Going Clear: Scientology, Hollywood, and the Prison of Belief



SCIENTOLOGY WAS UNDER ATTACK elsewhere in the world as well. Germany, acutely sensitive to the danger of extremist movements, viewed Scientology with particular alarm. In Hamburg, in 1992, the state parliament created a commission to investigate “destructive groups,” a category that included the Church of Satan, Transcendental Meditation, and the Unification Church, but was mainly aimed at Scientology. Scientologists were barred from holding government jobs and forbidden to join Germany’s main political party, the Christian Democratic Union, because they weren’t considered Christians. The youth wing of the party organized boycotts of Cruise’s first Mission: Impossible and Travolta’s movie Phenomenon. The city of Stuttgart canceled a concert by Chick Corea when it was discovered that he was a Scientologist. Seventy percent of Germans favored the idea of banning the organization altogether.

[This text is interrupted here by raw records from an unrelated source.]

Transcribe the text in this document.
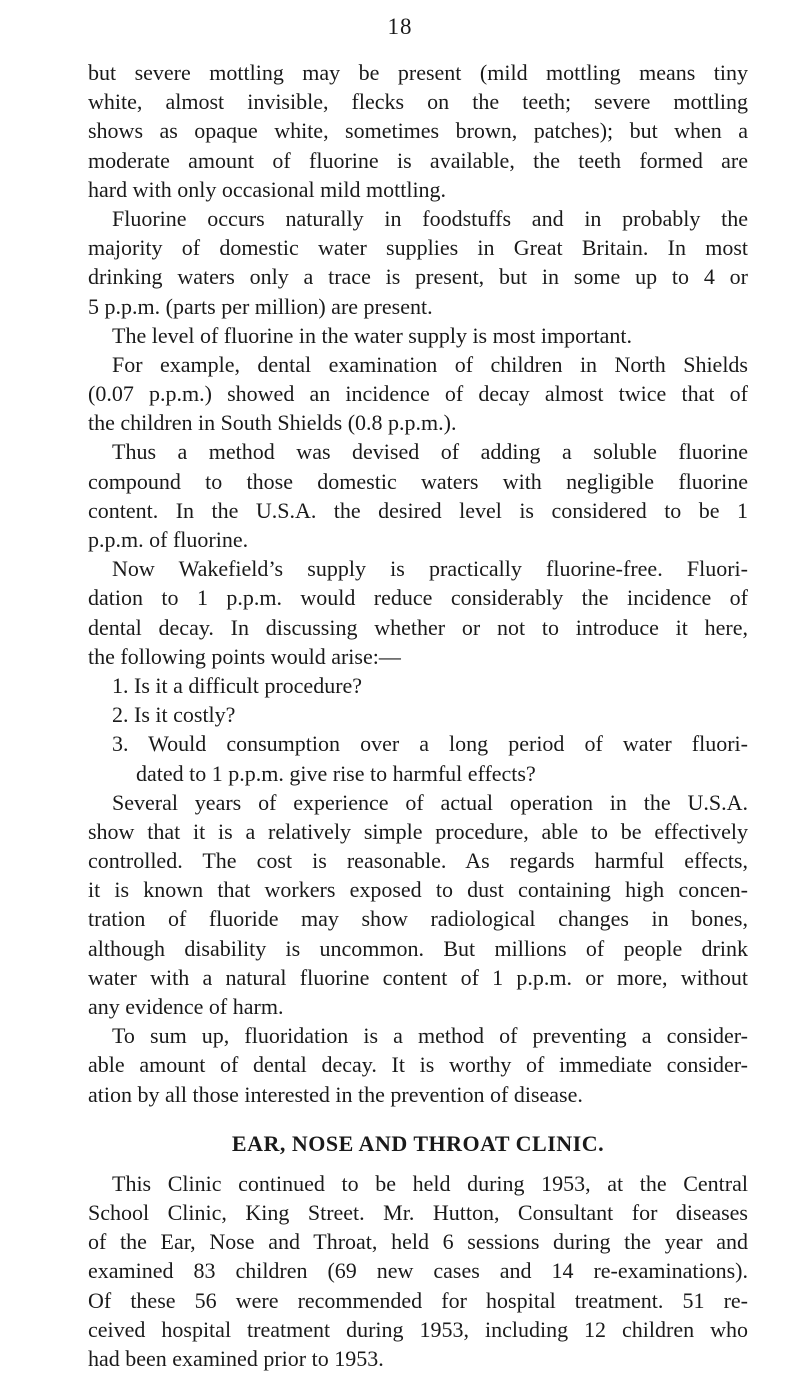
18
but severe mottling may be present (mild mottling means tiny
white, almost invisible, flecks on the teeth; severe mottling
shows as opaque white, sometimes brown, patches); but when a
moderate amount of fluorine is available, the teeth formed are
hard with only occasional mild mottling.
Fluorine occurs naturally in foodstuffs and in probably the
majority of domestic water supplies in Great Britain. In most
drinking waters only a trace is present, but in some up to 4 or
5 p.p.m. (parts per million) are present.
The level of fluorine in the water supply is most important.
For example, dental examination of children in North Shields
(0.07 p.p.m.) showed an incidence of decay almost twice that of
the children in South Shields (0.8 p.p.m.).
Thus a method was devised of adding a soluble fluorine
compound to those domestic waters with negligible fluorine
content. In the U.S.A. the desired level is considered to be 1
p.p.m. of fluorine.
Now Wakefield’s supply is practically fluorine-free. Fluori-
dation to 1 p.p.m. would reduce considerably the incidence of
dental decay. In discussing whether or not to introduce it here,
the following points would arise:—
1. Is it a difficult procedure?
2. Is it costly?
3. Would consumption over a long period of water fluori-
dated to 1 p.p.m. give rise to harmful effects?
Several years of experience of actual operation in the U.S.A.
show that it is a relatively simple procedure, able to be effectively
controlled. The cost is reasonable. As regards harmful effects,
it is known that workers exposed to dust containing high concen-
tration of fluoride may show radiological changes in bones,
although disability is uncommon. But millions of people drink
water with a natural fluorine content of 1 p.p.m. or more, without
any evidence of harm.
To sum up, fluoridation is a method of preventing a consider-
able amount of dental decay. It is worthy of immediate consider-
ation by all those interested in the prevention of disease.
EAR, NOSE AND THROAT CLINIC.
This Clinic continued to be held during 1953, at the Central
School Clinic, King Street. Mr. Hutton, Consultant for diseases
of the Ear, Nose and Throat, held 6 sessions during the year and
examined 83 children (69 new cases and 14 re-examinations).
Of these 56 were recommended for hospital treatment. 51 re-
ceived hospital treatment during 1953, including 12 children who
had been examined prior to 1953.
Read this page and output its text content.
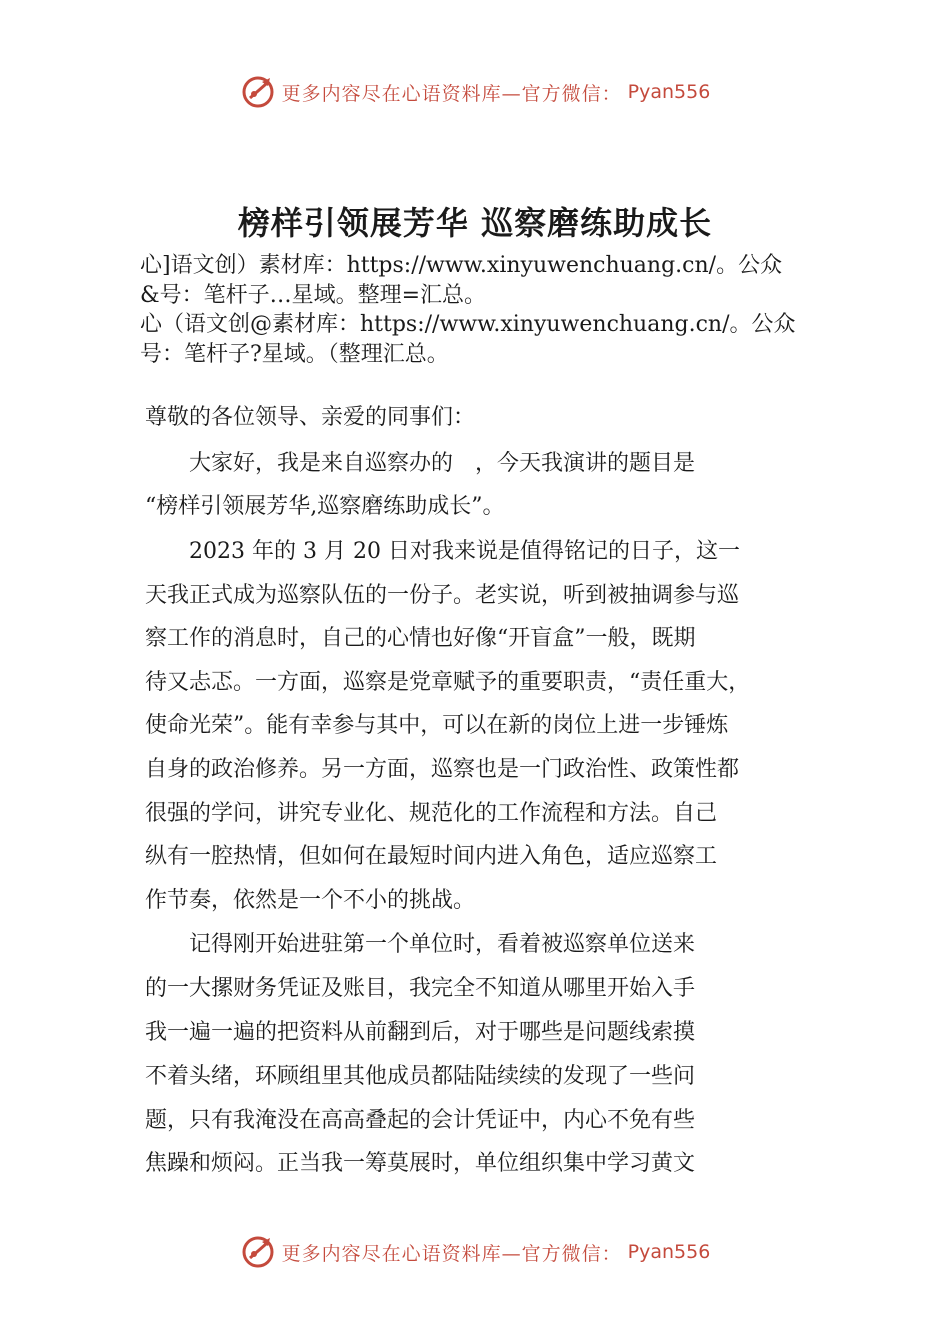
更多内容尽在心语资料库—官方微信： Pyan556
榜样引领展芳华 巡察磨练助成长

心]语文创）素材库：https://www.xinyuwenchuang.cn/。公众

&号：笔杆子…星域。整理=汇总。

心（语文创@素材库：https://www.xinyuwenchuang.cn/。公众

号：笔杆子?星域。（整理汇总。

尊敬的各位领导、亲爱的同事们：

　　大家好，我是来自巡察办的　，今天我演讲的题目是

“榜样引领展芳华,巡察磨练助成长”。

　　2023 年的 3 月 20 日对我来说是值得铭记的日子，这一

天我正式成为巡察队伍的一份子。老实说，听到被抽调参与巡

察工作的消息时，自己的心情也好像“开盲盒”一般，既期

待又忐忑。一方面，巡察是党章赋予的重要职责，“责任重大，

使命光荣”。能有幸参与其中，可以在新的岗位上进一步锤炼

自身的政治修养。另一方面，巡察也是一门政治性、政策性都

很强的学问，讲究专业化、规范化的工作流程和方法。自己

纵有一腔热情，但如何在最短时间内进入角色，适应巡察工

作节奏，依然是一个不小的挑战。

　　记得刚开始进驻第一个单位时，看着被巡察单位送来

的一大摞财务凭证及账目，我完全不知道从哪里开始入手

我一遍一遍的把资料从前翻到后，对于哪些是问题线索摸

不着头绪，环顾组里其他成员都陆陆续续的发现了一些问

题，只有我淹没在高高叠起的会计凭证中，内心不免有些

焦躁和烦闷。正当我一筹莫展时，单位组织集中学习黄文

更多内容尽在心语资料库—官方微信： Pyan556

The 1990s saw the rise of apocalyptic movements in many different countries. As the millennium drew near, the theme of science fiction and UFOs became especially pronounced and deadly. In October 1994, police in Switzerland, investigating a fire in a farmhouse, discovered a hidden room with eighteen corpses wearing ceremonial garments, arranged like spokes in a wheel. Other bodies were found elsewhere on the farm. Their heads were covered with plastic bags; some had been shot or beaten. The next day, three chalets burned in another Swiss village. Investigators found more than two dozen bodies in the ruins. They had been poisoned. Some of the dead had been lured to the scene and murdered, but most were followers of Joseph Di Mambro, a French jeweler, who had created a new religion, the Order of the Solar Temple. Di Mambro’s chief lieutenant, a charismatic Belgian obstetrician named Luc Journet, preached that after death the members would be picked up by a spaceship and reunited on the star Sirius. Like Hubbard, Journet had been influenced by Aleister Crowley and the Ordo Templi Orientis. A year after these macabre incidents, the burned corpses of sixteen other members of the group were found in Grenoble, France; then, in 1997, five more members of the order burned themselves to death in Quebec, making a total of seventy-four deaths. In contrast to the Branch Davidians or the followers of Jim Jones, who were predominantly lower class, the members of the Solar Temple were affluent, well-educated members of the communities they lived in, with families and regular jobs, and yet they had given themselves over to a mystical science-fiction fantasy that turned them into killers, suicides, or helpless victims.

In March 1995, adherents of a Japanese movement called Aum Shinrikyo (“Supreme Truth”) attacked five subway trains in Tokyo with sarin gas. Twelve commuters died; thousands more might have if the gas had been more highly refined. It was later discovered that this was just one of at least fourteen attacks the group staged in order to set off a chain of events intended to result in an apocalyptic world war. The leader of the group, Shoko Asahara, a blind yoga instructor, combined the tenets of Buddhism with notions drawn from Isaac Asimov’s Foundation Trilogy, which depicts a secretive group of scientists who are preparing to take over the world. Many of Asahara’s followers were indeed scientists and engineers from top Japanese universities who were enchanted by this scheme. They purchased military hardware in the former Soviet Union and sought to acquire nuclear warheads. When that failed, they bought a sheep farm in Western Australia that happened to be atop a rich vein of uranium. They cultivated chemical and biological weapons, such as anthrax, Ebola virus, cyanide, and VX gas. They had used such agents in previous attacks, but failed to create the kind of mass slaughter they hoped would bring on civil war and nuclear Armageddon. Still, Aum exposed the narrow boundary between religious cultism and terror, which would soon become more obvious with the rise of al-Qaeda. A spokesperson for the Church of Scientology in New Zealand explained that the source of Aum Shinrikyo’s crimes was the practice of psychiatry in Japan.